After 17 years of fighting in Afghanistan, the U.S. is looking for a way out. That involves trying to strike a deal between the Taliban and the Afghan government. Diplomats over the last decade have often tried and failed to get these two sides to agree. Now a U.S. delegate, Zalmay Khalilzad, is in Afghanistan, making another attempt. For more we're joined by Chris Kolenda. He is the only person to have both fought as a U.S. commander in Afghanistan and held diplomatic talks with the Taliban. Welcome to the studio.

CHRIS KOLENDA: Ari, thank you very much for having me.

SHAPIRO: So this envoy, Zalmay Khalilzad, started by meeting with the Taliban last week in Qatar. Now he's in Kabul, talking with the Afghan government. You know better than almost anyone how difficult it is to get these two sides to agree. Do you think there's anything different today from those past unsuccessful efforts?
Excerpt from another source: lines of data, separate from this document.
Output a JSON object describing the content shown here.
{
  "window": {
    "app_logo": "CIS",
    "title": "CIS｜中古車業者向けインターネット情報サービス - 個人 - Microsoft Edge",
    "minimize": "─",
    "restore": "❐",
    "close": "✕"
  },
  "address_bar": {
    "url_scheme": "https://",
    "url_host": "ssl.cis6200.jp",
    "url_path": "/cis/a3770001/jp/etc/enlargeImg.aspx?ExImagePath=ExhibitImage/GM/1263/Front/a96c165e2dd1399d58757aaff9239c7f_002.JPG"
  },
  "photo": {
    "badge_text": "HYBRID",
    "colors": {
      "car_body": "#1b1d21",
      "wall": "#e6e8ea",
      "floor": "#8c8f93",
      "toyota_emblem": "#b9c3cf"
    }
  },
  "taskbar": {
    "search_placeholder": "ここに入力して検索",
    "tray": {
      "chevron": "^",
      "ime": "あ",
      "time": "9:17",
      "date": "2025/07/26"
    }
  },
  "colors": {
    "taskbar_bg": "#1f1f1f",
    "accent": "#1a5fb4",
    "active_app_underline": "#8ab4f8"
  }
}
KOLENDA: I think there are a couple of things. The first one is the Taliban have said they're very concerned about their country becoming a second Syria, that because of all of the tensions in Afghanistan, the rise of ISIS and, of course, the ongoing war, they're worried that something like a disputed outcome to a presidential election could be the match that blows the powder keg up and creates a new level of chaos. Secondly, I think you've got a situation in which, at least from the U.S. and Taliban standpoint, one another is beginning to recognize or not object to the other's aims.

So the Taliban have said repeatedly that they do not want Afghanistan to be a threat to its neighbors, which is code for no al-Qaida or international terrorist presence. They've also made positive statements about human rights for women and children and Afghans of all ethnicities. And at the same time, the - or the United States has said we have no interest in a permanent presence there. Then what you have is both sides not objecting to the war aims of the other. And that provides you a basis.
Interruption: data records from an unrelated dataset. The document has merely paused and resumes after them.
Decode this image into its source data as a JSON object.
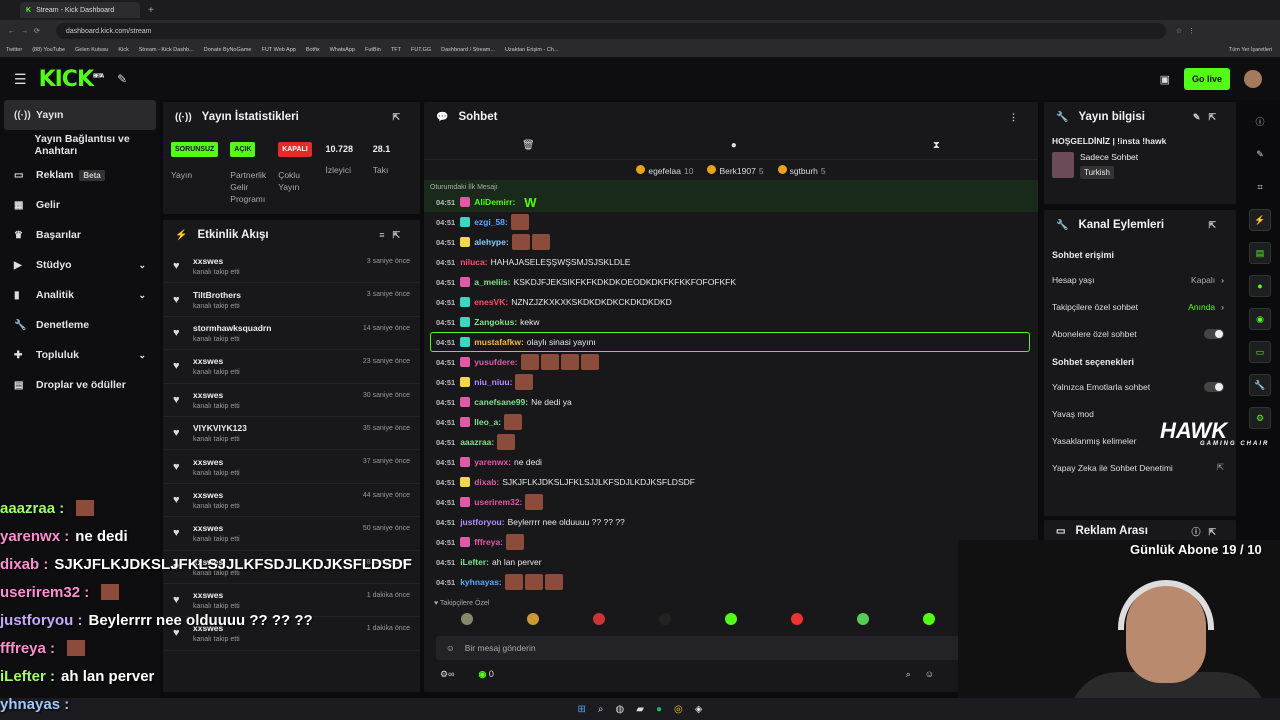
{
  "browser": {
    "tab_title": "Stream - Kick Dashboard",
    "url": "dashboard.kick.com/stream",
    "bookmarks": [
      "Twitter",
      "(88) YouTube",
      "Gelen Kutusu",
      "Kick",
      "Stream - Kick Dashb...",
      "Donate ByNoGame",
      "FUT Web App",
      "Botfix",
      "WhatsApp",
      "FutBin",
      "TFT",
      "FUT.GG",
      "Dashboard / Stream...",
      "Uzaktan Erişim - Ch..."
    ],
    "bookmarks_right": "Tüm Yer İşaretleri"
  },
  "header": {
    "logo": "KICK",
    "logo_sup": "BETA",
    "go_live": "Go live"
  },
  "sidebar": {
    "items": [
      {
        "label": "Yayın",
        "icon": "broadcast-icon"
      },
      {
        "label": "Yayın Bağlantısı ve Anahtarı",
        "icon": ""
      },
      {
        "label": "Reklam",
        "icon": "tv-icon",
        "badge": "Beta"
      },
      {
        "label": "Gelir",
        "icon": "grid-icon"
      },
      {
        "label": "Başarılar",
        "icon": "trophy-icon"
      },
      {
        "label": "Stüdyo",
        "icon": "video-icon"
      },
      {
        "label": "Analitik",
        "icon": "chart-icon"
      },
      {
        "label": "Denetleme",
        "icon": "wrench-icon"
      },
      {
        "label": "Topluluk",
        "icon": "community-icon"
      },
      {
        "label": "Droplar ve ödüller",
        "icon": "gift-icon"
      }
    ]
  },
  "stats": {
    "title": "Yayın İstatistikleri",
    "items": [
      {
        "badge": "SORUNSUZ",
        "label": "Yayın"
      },
      {
        "badge": "AÇIK",
        "label": "Partnerlik Gelir Programı"
      },
      {
        "badge": "KAPALI",
        "label": "Çoklu Yayın"
      },
      {
        "value": "10.728",
        "label": "İzleyici"
      },
      {
        "value": "28.1",
        "label": "Takı"
      }
    ]
  },
  "activity": {
    "title": "Etkinlik Akışı",
    "items": [
      {
        "name": "xxswes",
        "action": "kanalı takip etti",
        "time": "3 saniye önce"
      },
      {
        "name": "TiltBrothers",
        "action": "kanalı takip etti",
        "time": "3 saniye önce"
      },
      {
        "name": "stormhawksquadrn",
        "action": "kanalı takip etti",
        "time": "14 saniye önce"
      },
      {
        "name": "xxswes",
        "action": "kanalı takip etti",
        "time": "23 saniye önce"
      },
      {
        "name": "xxswes",
        "action": "kanalı takip etti",
        "time": "30 saniye önce"
      },
      {
        "name": "VIYKVIYK123",
        "action": "kanalı takip etti",
        "time": "35 saniye önce"
      },
      {
        "name": "xxswes",
        "action": "kanalı takip etti",
        "time": "37 saniye önce"
      },
      {
        "name": "xxswes",
        "action": "kanalı takip etti",
        "time": "44 saniye önce"
      },
      {
        "name": "xxswes",
        "action": "kanalı takip etti",
        "time": "50 saniye önce"
      },
      {
        "name": "xxswes",
        "action": "kanalı takip etti",
        "time": "58 saniye önce"
      },
      {
        "name": "xxswes",
        "action": "kanalı takip etti",
        "time": "1 dakika önce"
      },
      {
        "name": "xxswes",
        "action": "kanalı takip etti",
        "time": "1 dakika önce"
      }
    ]
  },
  "chat": {
    "title": "Sohbet",
    "gifters": [
      {
        "name": "egefelaa",
        "count": "10"
      },
      {
        "name": "Berk1907",
        "count": "5"
      },
      {
        "name": "sgtburh",
        "count": "5"
      }
    ],
    "pinned_label": "Oturumdaki İlk Mesajı",
    "messages": [
      {
        "time": "04:51",
        "user": "AliDemirr",
        "color": "#53fc18",
        "text": "",
        "badge": "#e05aa8",
        "emotes": 0,
        "w": true,
        "pinned": true
      },
      {
        "time": "04:51",
        "user": "ezgi_58",
        "color": "#5aa8ff",
        "text": "",
        "badge": "#3dd6c3",
        "emotes": 1
      },
      {
        "time": "04:51",
        "user": "alehype",
        "color": "#7fd0ff",
        "text": "",
        "badge": "#f2d64b",
        "emotes": 2
      },
      {
        "time": "04:51",
        "user": "niluca",
        "color": "#ff4f6a",
        "text": "HAHAJASELEŞŞWŞSMJSJSKLDLE",
        "badge": "",
        "emotes": 0
      },
      {
        "time": "04:51",
        "user": "a_meliis",
        "color": "#7fe08a",
        "text": "KSKDJFJEKSIKFKFKDKDKOEODKDKFKFKKFOFOFKFK",
        "badge": "#e05aa8",
        "emotes": 0
      },
      {
        "time": "04:51",
        "user": "enesVK",
        "color": "#ff4f6a",
        "text": "NZNZJZKXKXKSKDKDKDKCKDKDKDKD",
        "badge": "#3dd6c3",
        "emotes": 0
      },
      {
        "time": "04:51",
        "user": "Zangokus",
        "color": "#7fe08a",
        "text": "kekw",
        "badge": "#3dd6c3",
        "emotes": 0
      },
      {
        "time": "04:51",
        "user": "mustafafkw",
        "color": "#f2b84b",
        "text": "olaylı sinasi yayını",
        "badge": "#3dd6c3",
        "emotes": 0,
        "hl": true
      },
      {
        "time": "04:51",
        "user": "yusufdere",
        "color": "#e05aa8",
        "text": "",
        "badge": "#e05aa8",
        "emotes": 4
      },
      {
        "time": "04:51",
        "user": "niu_niuu",
        "color": "#b58bff",
        "text": "",
        "badge": "#f2d64b",
        "emotes": 1
      },
      {
        "time": "04:51",
        "user": "canefsane99",
        "color": "#7fe08a",
        "text": "Ne dedi ya",
        "badge": "#e05aa8",
        "emotes": 0
      },
      {
        "time": "04:51",
        "user": "lleo_a",
        "color": "#7fe08a",
        "text": "",
        "badge": "#e05aa8",
        "emotes": 1
      },
      {
        "time": "04:51",
        "user": "aaazraa",
        "color": "#7fe08a",
        "text": "",
        "badge": "",
        "emotes": 1
      },
      {
        "time": "04:51",
        "user": "yarenwx",
        "color": "#e05aa8",
        "text": "ne dedi",
        "badge": "#e05aa8",
        "emotes": 0
      },
      {
        "time": "04:51",
        "user": "dixab",
        "color": "#e05aa8",
        "text": "SJKJFLKJDKSLJFKLSJJLKFSDJLKDJKSFLDSDF",
        "badge": "#f2d64b",
        "emotes": 0
      },
      {
        "time": "04:51",
        "user": "userirem32",
        "color": "#e05aa8",
        "text": "",
        "badge": "#e05aa8",
        "emotes": 1
      },
      {
        "time": "04:51",
        "user": "justforyou",
        "color": "#b58bff",
        "text": "Beylerrrr nee olduuuu ?? ?? ??",
        "badge": "",
        "emotes": 0
      },
      {
        "time": "04:51",
        "user": "fffreya",
        "color": "#e05aa8",
        "text": "",
        "badge": "#e05aa8",
        "emotes": 1
      },
      {
        "time": "04:51",
        "user": "iLefter",
        "color": "#7fe08a",
        "text": "ah lan perver",
        "badge": "",
        "emotes": 0
      },
      {
        "time": "04:51",
        "user": "kyhnayas",
        "color": "#5aa8ff",
        "text": "",
        "badge": "",
        "emotes": 3
      }
    ],
    "follower_label": "Takipçilere Özel",
    "input_placeholder": "Bir mesaj gönderin",
    "points": "0"
  },
  "stream_info": {
    "title": "Yayın bilgisi",
    "stream_title": "HOŞGELDİNİZ | !insta !hawk",
    "category": "Sadece Sohbet",
    "language": "Turkish"
  },
  "channel_actions": {
    "title": "Kanal Eylemleri",
    "chat_access": "Sohbet erişimi",
    "account_age": {
      "label": "Hesap yaşı",
      "value": "Kapalı"
    },
    "follower_chat": {
      "label": "Takipçilere özel sohbet",
      "value": "Anında"
    },
    "sub_chat": {
      "label": "Abonelere özel sohbet"
    },
    "chat_options": "Sohbet seçenekleri",
    "emote_only": {
      "label": "Yalnızca Emotlarla sohbet"
    },
    "slow_mode": {
      "label": "Yavaş mod"
    },
    "banned_words": {
      "label": "Yasaklanmış kelimeler"
    },
    "ai_moderation": {
      "label": "Yapay Zeka ile Sohbet Denetimi"
    }
  },
  "ad_break": {
    "title": "Reklam Arası"
  },
  "overlay": {
    "lines": [
      {
        "user": "aaazraa :",
        "text": "",
        "emote": true,
        "color": "#9eff6a"
      },
      {
        "user": "yarenwx :",
        "text": "ne dedi",
        "emote": false,
        "color": "#ff8fd2"
      },
      {
        "user": "dixab :",
        "text": "SJKJFLKJDKSLJFKLSJJLKFSDJLKDJKSFLDSDF",
        "emote": false,
        "color": "#ff8fd2"
      },
      {
        "user": "userirem32 :",
        "text": "",
        "emote": true,
        "color": "#ff8fd2"
      },
      {
        "user": "justforyou :",
        "text": "Beylerrrr nee olduuuu ?? ?? ??",
        "emote": false,
        "color": "#c9a8ff"
      },
      {
        "user": "fffreya :",
        "text": "",
        "emote": true,
        "color": "#ff8fd2"
      },
      {
        "user": "iLefter :",
        "text": "ah lan perver",
        "emote": false,
        "color": "#9eff6a"
      }
    ],
    "bottom_user": "yhnayas :",
    "hawk": "HAWK",
    "hawk_sub": "GAMING CHAIR",
    "sub_goal": "Günlük Abone 19 / 10"
  }
}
SHAPIRO: Sounds like you're optimistic that there actually could be an agreement here.

KOLENDA: I think there could be an agreement. The devil is going to be in the details, of course. And you want to avoid a situation in which the U.S. is making tangible commitments now in exchange for Taliban future commitments, which they could then backslide upon.

SHAPIRO: Women's rights and minority rights have come a long way in Afghanistan since the war started. Is there a concern that this kind of a deal could sacrifice some of those gains?

KOLENDA: There's a lot of concern in Afghanistan, particularly among Afghan women. I'm very concerned that as we're hearing statements from Ambassador Khalilzad's team about what was discussed in Doha - we hear about the terrorism issue. We hear about the withdrawal issue. We're not hearing about human rights. The silence has been deafening on that. And I have to believe that over the course of six days, the issue of human rights was discussed. And I hope his team will update their talking points to address that issue because it's central to this conflict.

SHAPIRO: We're talking as though a deal between the Taliban and the Afghan government is a prerequisite for the U.S. to leave Afghanistan. But why is that the case? Why can't the U.S. just say, we're done, and get out?

KOLENDA: Well, you could have an Afghan withdrawal and 280 characters or less.

SHAPIRO: A tweet.

KOLENDA: Right. And then I think what you'll see is the realization of everybody's worst fears, which is Afghanistan descending into this new level of chaos and an unmitigated humanitarian disaster.

SHAPIRO: Right now the U.S. is talking to the Afghan government and the Taliban. But those two groups aren't talking to each other.


SHAPIRO: That seems like a pretty big step that still has to be taken in order for any deal to be worked out.

KOLENDA: It's absolutely critical. And everybody recognizes that there will be no peace in Afghanistan until, ultimately, you have a conversation among Afghans about how they're going to live together with one another. The way that the Taliban have framed this peace process in their own minds is make an agreement with the Americans first because that's who they believe the main conflict is with. And after that, make an agreement with the Afghan government.

SHAPIRO: Chris Kolenda is founder of the Kolenda Strategic Leaders Academy. He's participated in past peace talks with the Taliban. Thanks for joining us today.